I am building quadcopter with IMU to get orientation in 3D and ultrasound range finder to measure distance to the ground. For some mechanical reasons, IMU is not aligned with quadcopter axis. Range finder is pointing down perpendicular to the copter plane. IMU has left-hand coordinate system where X axis pointing down, Z axis backwards and Y to the right. IMU provides quaternion to describe the orientation. The following picture illustrates the setup.
There are two problems I am facing:
I am using numpy-quaternion library.

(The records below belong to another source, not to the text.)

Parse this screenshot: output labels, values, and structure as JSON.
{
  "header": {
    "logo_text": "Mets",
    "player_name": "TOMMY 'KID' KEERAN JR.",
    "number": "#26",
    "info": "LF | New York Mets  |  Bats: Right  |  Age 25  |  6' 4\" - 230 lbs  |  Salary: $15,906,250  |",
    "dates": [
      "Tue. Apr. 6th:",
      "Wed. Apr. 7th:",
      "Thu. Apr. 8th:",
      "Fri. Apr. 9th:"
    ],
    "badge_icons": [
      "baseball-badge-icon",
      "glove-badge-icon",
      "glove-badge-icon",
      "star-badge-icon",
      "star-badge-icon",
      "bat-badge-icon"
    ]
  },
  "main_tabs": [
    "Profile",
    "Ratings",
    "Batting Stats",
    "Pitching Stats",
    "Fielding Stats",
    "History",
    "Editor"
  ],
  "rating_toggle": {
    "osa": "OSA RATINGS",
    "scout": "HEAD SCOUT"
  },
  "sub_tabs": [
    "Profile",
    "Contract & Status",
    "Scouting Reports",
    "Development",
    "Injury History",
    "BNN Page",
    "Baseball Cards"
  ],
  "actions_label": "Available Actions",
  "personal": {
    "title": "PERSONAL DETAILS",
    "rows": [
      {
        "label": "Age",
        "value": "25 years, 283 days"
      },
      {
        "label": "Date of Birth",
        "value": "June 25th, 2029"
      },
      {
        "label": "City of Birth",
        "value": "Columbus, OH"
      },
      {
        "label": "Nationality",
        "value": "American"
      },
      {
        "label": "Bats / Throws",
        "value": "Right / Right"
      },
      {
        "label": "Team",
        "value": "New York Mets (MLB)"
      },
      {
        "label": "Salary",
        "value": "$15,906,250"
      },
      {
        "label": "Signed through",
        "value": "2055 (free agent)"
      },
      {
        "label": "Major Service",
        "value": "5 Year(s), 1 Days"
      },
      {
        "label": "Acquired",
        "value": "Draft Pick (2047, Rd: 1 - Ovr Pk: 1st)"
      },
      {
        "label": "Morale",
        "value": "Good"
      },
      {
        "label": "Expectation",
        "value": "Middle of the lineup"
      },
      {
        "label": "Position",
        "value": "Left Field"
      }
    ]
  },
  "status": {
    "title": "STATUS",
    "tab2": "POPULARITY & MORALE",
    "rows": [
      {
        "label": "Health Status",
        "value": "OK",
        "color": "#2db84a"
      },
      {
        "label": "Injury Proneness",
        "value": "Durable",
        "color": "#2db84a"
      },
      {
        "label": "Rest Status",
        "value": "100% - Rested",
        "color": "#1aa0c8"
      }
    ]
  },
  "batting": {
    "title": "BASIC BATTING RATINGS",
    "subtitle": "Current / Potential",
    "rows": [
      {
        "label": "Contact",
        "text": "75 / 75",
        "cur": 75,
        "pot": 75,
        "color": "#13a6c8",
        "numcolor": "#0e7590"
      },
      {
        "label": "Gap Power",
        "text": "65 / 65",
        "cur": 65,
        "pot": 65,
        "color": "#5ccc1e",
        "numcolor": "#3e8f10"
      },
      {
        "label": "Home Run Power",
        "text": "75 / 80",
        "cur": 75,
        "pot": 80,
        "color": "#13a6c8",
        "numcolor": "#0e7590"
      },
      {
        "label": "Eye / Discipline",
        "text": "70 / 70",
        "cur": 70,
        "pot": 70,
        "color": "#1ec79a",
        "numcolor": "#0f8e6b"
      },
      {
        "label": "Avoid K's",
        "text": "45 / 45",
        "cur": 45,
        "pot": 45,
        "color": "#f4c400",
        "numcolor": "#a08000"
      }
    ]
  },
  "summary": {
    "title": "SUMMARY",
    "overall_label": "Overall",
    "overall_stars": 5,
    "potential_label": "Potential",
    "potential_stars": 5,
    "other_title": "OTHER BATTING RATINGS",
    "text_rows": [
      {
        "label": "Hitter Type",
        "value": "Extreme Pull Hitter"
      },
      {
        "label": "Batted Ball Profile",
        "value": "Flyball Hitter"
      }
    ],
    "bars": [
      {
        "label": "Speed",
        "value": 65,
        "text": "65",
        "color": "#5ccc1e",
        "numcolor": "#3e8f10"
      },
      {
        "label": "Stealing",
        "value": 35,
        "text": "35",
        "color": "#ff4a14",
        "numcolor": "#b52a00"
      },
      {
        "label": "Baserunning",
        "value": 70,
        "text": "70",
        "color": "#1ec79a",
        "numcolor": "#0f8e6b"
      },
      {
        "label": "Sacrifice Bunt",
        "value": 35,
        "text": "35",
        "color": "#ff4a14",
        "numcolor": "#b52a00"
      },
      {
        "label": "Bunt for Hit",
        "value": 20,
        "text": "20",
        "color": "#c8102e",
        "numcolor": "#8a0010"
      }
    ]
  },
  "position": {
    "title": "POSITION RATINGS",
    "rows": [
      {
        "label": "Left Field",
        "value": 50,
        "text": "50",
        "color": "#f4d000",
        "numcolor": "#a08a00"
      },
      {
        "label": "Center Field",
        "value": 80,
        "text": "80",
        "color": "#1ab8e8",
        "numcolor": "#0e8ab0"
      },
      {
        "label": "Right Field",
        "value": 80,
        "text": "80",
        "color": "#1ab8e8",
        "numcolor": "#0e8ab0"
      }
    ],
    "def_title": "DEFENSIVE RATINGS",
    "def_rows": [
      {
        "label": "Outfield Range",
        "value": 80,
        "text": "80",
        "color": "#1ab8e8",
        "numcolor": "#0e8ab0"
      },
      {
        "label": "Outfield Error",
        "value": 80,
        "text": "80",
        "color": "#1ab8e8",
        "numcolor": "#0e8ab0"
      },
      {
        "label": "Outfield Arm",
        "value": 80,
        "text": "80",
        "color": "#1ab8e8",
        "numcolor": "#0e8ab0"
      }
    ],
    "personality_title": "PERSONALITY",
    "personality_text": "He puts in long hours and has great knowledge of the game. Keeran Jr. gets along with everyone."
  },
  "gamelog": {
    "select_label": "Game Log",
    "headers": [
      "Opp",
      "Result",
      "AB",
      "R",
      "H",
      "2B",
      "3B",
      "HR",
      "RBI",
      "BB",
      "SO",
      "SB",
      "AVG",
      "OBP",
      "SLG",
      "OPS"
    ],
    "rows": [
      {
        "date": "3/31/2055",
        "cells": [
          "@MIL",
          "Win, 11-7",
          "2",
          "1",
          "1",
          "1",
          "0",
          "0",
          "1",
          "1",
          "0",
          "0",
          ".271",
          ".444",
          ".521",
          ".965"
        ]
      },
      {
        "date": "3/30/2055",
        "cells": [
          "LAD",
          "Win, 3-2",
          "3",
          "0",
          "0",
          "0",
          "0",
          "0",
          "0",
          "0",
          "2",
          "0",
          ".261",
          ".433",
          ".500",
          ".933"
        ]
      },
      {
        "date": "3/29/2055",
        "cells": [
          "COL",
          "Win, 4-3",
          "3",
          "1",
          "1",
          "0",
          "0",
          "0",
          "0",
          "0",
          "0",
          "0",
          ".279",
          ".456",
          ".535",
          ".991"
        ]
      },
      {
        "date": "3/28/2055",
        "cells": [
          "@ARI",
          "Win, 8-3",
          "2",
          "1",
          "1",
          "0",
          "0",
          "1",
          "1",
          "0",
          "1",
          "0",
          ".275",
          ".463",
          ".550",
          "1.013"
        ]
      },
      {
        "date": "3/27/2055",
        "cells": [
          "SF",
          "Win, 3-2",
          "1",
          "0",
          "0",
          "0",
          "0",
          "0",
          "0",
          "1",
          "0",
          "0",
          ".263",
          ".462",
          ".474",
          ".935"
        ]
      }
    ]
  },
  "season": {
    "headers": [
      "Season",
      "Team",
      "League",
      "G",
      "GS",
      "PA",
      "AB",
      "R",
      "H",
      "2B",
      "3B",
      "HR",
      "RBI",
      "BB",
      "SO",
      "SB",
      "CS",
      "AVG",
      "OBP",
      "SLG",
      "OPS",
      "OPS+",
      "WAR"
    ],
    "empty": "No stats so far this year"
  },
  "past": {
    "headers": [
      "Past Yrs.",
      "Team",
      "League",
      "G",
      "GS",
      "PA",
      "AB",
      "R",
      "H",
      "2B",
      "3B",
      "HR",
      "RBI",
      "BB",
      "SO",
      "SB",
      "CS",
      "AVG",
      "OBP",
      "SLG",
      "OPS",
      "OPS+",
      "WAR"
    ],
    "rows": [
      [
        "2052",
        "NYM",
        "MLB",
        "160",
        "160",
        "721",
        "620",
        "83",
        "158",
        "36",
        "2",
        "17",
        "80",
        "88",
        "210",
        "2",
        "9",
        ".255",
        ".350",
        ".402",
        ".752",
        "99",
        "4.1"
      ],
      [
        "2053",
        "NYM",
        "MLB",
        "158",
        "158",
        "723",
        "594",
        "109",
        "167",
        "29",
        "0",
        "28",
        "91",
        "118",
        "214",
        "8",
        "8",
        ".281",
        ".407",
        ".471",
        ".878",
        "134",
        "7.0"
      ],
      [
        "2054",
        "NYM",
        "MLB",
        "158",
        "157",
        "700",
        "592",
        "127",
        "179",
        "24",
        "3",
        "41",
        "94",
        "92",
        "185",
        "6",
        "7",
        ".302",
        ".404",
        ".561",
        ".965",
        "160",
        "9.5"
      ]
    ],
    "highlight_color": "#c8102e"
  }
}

To solve the first problem (adjust IMU quaternion to get copter orientation) I placed the copter on the known horizontal surface, got 5 quaternions from IMU, average them, then create quaternion without rotations and calculate the difference quaternion as suggested here:
qs = quaternion.as_quat_array(sensor_data)
avg_imu_pos = np.average(qs)
base_q = quaternion.from_rotation_vector([[0, 0, 0]])[0]
diff = base_q * avg_imu_pos.conjugate()
Then to get copter position I am multiplying calculated difference with quaternion from IMU:
orientation_true = diff * orientation
where orientation
is the quaternion received from IMU. As far as I can tell, this step is working properly. I made simple visualization and it looks correct to me.
The problem I can not solve for now is how to adjust the range finder measurement. I made the following function for it:
def correct_distance(self, measured_distance: float, orientation: quaternion) -> float:
q1 = quaternion.from_rotation_vector([[0, 0, 0]])[0]
diff = q1.conjugate() * orientation
if diff.w < -1:
diff.w = -1
elif diff.w > 1:
diff.w = 1
angle = 2 * math.acos(diff.w)
return measured_distance * math.cos(angle)
The assumption here is that orientation
is the quaternion describing the orientation of the copter, i.e. corrected IMU quaternion. So the idea was to calculate the angle between not rotated quaternion and quaternion describing copter position. Then use this angle to adjust the distance measurement by multiplying it by cos(angle).
Unfortunately, this step leads to unexpected results. Even rotation around vertical axis considerably decrease the corrected measurement which is obviously wrong.
So my question is - is my general strategy correct and if yes, did you see any mistake preventing me from getting properly adjusted distance measurement?
The magnitude of the w
of a quaternion representing a rotation is determined in part by the angle of that rotation, but you don't want the angle of the rotation. You want to know how it affects a particular vector.
Form the vector describing the rangefinder's measured range in local space, then rotate it by the orientation quaternion to find the range vector in global space. Then get whatever information you want from that (in this case, the x coordinate).